The camp theme this year is “Farm Life”. Children had a very different life growing up on a farm in 1900 than they do today. We will have fun exploring the responsibilities of older children as they helped on a farm, as well as have time to play vintage games and do hands-on activities. Campers will also have a chance to see how to help as a volunteer in Dakota City at our other events. Each day is different, but builds on knowledge and activities from the previous day.
The cost for this camp is $140.00 per camper.
Each camper must have transportation to and from Dakota City, located on the Dakota County Fairgrounds in Farmington, and bring a bag lunch each day. All supplies for activities and an afternoon snack are provided by Dakota City.
Space is limited for each session and the application deadline is June 6th.
This year, registrations are being taken through Farmington Community Education and credit cards are accepted. Registrations must be received by June 5, 2019. There are 3 easy ways for you to register:
1. Register online with a credit card at https://farmington.ce.eleyo.com/Master Apprentice. If you do not already have one, you will need to create an account; just follow the easy directions.
2. Call 651-460-3200 to register over the phone with a credit card. Office hours are Monday – Friday, 7:30 am – 4:30 pm.
3. Register in person at the Farmington Community Education office at 6100 195th St.
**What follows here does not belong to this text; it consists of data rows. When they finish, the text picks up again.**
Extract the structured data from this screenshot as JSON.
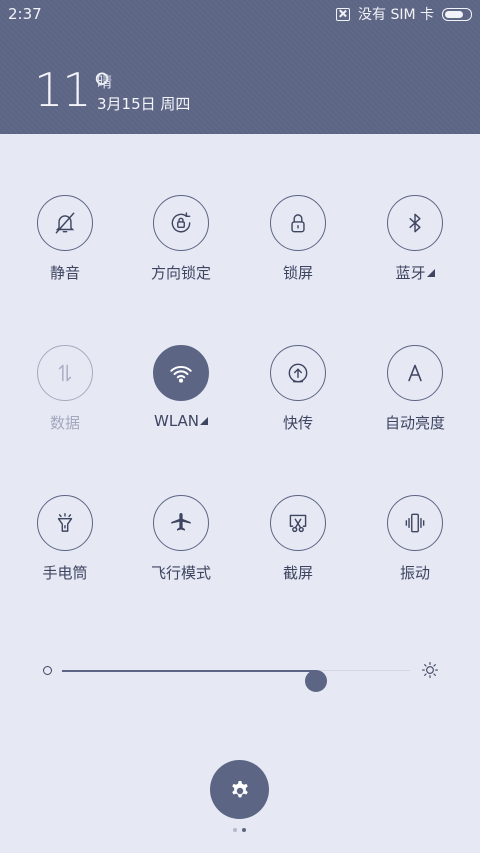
{
  "status_bar": {
    "time": "2:37",
    "sim_status": "没有 SIM 卡",
    "icons": [
      "sim-off-icon",
      "battery-icon"
    ],
    "battery_level": 0.8
  },
  "weather": {
    "temperature": "11°",
    "condition": "晴",
    "date": "3月15日 周四"
  },
  "toggles": [
    {
      "id": "silent",
      "label": "静音",
      "icon": "bell-off-icon",
      "state": "off",
      "has_menu": false
    },
    {
      "id": "rotation-lock",
      "label": "方向锁定",
      "icon": "rotation-lock-icon",
      "state": "off",
      "has_menu": false
    },
    {
      "id": "lock-screen",
      "label": "锁屏",
      "icon": "lock-icon",
      "state": "off",
      "has_menu": false
    },
    {
      "id": "bluetooth",
      "label": "蓝牙",
      "icon": "bluetooth-icon",
      "state": "off",
      "has_menu": true
    },
    {
      "id": "mobile-data",
      "label": "数据",
      "icon": "data-arrows-icon",
      "state": "disabled",
      "has_menu": false
    },
    {
      "id": "wlan",
      "label": "WLAN",
      "icon": "wifi-icon",
      "state": "on",
      "has_menu": true
    },
    {
      "id": "quick-transfer",
      "label": "快传",
      "icon": "upload-icon",
      "state": "off",
      "has_menu": false
    },
    {
      "id": "auto-brightness",
      "label": "自动亮度",
      "icon": "auto-a-icon",
      "state": "off",
      "has_menu": false
    },
    {
      "id": "flashlight",
      "label": "手电筒",
      "icon": "flashlight-icon",
      "state": "off",
      "has_menu": false
    },
    {
      "id": "airplane",
      "label": "飞行模式",
      "icon": "airplane-icon",
      "state": "off",
      "has_menu": false
    },
    {
      "id": "screenshot",
      "label": "截屏",
      "icon": "scissors-icon",
      "state": "off",
      "has_menu": false
    },
    {
      "id": "vibrate",
      "label": "振动",
      "icon": "vibrate-icon",
      "state": "off",
      "has_menu": false
    }
  ],
  "brightness": {
    "level": 0.73,
    "min_icon": "brightness-low-icon",
    "max_icon": "sun-icon"
  },
  "settings_button": {
    "icon": "gear-icon"
  },
  "pager": {
    "count": 2,
    "active": 1
  },
  "colors": {
    "accent": "#5c6584",
    "background": "#e6e8f4",
    "text": "#3e4560",
    "disabled": "#a3a8bc"
  }
}
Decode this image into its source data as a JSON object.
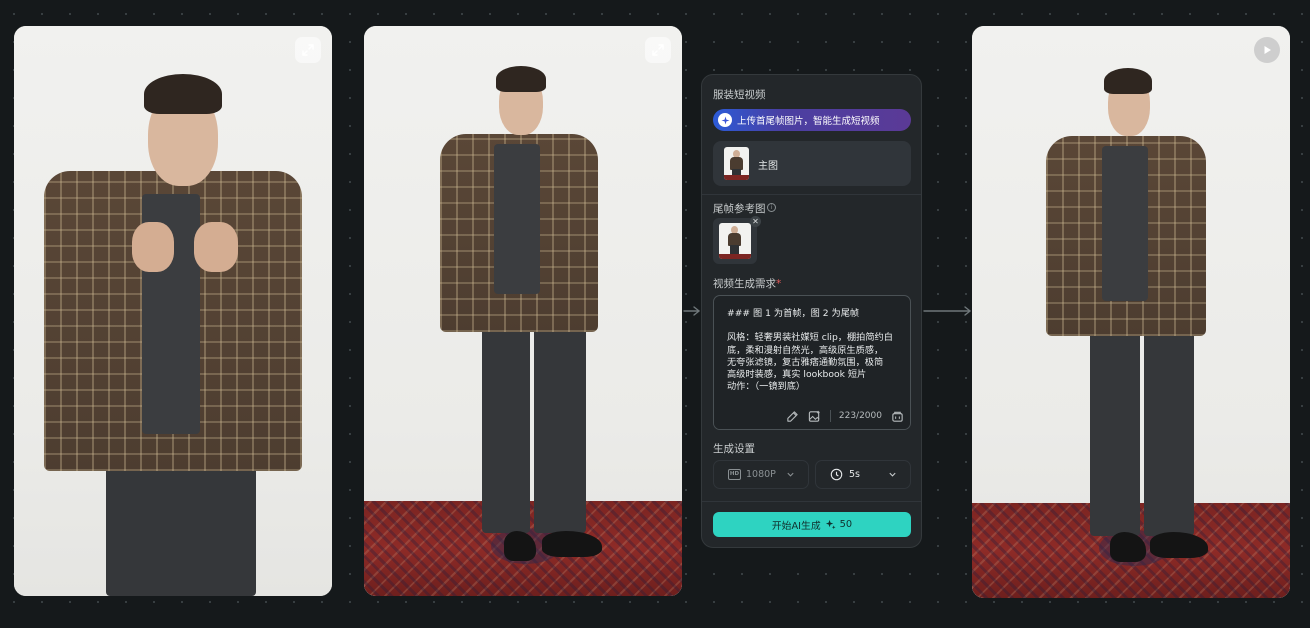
{
  "panel": {
    "title": "服装短视频",
    "upload_pill": "上传首尾帧图片，智能生成短视频",
    "main_image_label": "主图",
    "end_frame_label": "尾帧参考图",
    "video_req_label": "视频生成需求",
    "required_mark": "*",
    "prompt_lines": [
      "### 图 1 为首帧，图 2 为尾帧",
      "",
      "风格：轻奢男装社媒短 clip，棚拍简约白",
      "底，柔和漫射自然光，高级原生质感，",
      "无夸张滤镜，复古雅痞通勤氛围，极简",
      "高级时装感，真实 lookbook 短片",
      "动作：（一镜到底）"
    ],
    "char_count": "223/2000",
    "settings_label": "生成设置",
    "resolution_badge": "HD",
    "resolution_value": "1080P",
    "duration_value": "5s",
    "generate_label": "开始AI生成",
    "generate_cost": "50"
  },
  "icons": {
    "left_card_corner": "expand-icon",
    "middle_card_corner": "expand-icon",
    "right_card_corner": "play-icon",
    "pill_icon": "sparkle-icon",
    "info_icon": "info-icon",
    "clock_icon": "clock-icon",
    "generate_icon": "sparkle-icon"
  },
  "colors": {
    "canvas": "#15191b",
    "panel": "#23272a",
    "accent_button": "#2ed3c1",
    "pill_start": "#2c5bd7",
    "pill_end": "#5b3a96",
    "required": "#e35b5b"
  }
}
W., Farmington.
Teens will have the opportunity to learn a variety of skills, including but not limited to:
– in the One Room Schoolhouse to learn about teaching in 1900.
– in the print shop working with a Master Printer, to print with the ink and presses.
– in the blacksmith working with a Master Smith, to make an item in the forge.
– in the carpenter shop working with a Master Carpenter, to make an item using the tools.
– in the family home working with an experienced Docent, to learn home skills including cooking lunch on the wood-fired stove.
– in the millinery with an experienced Docent to practice sewing (a skill that was important also for men in 1900!)
Our very popular last day afternoon will include time for the family to visit the Village, with their child as tour guide in the village.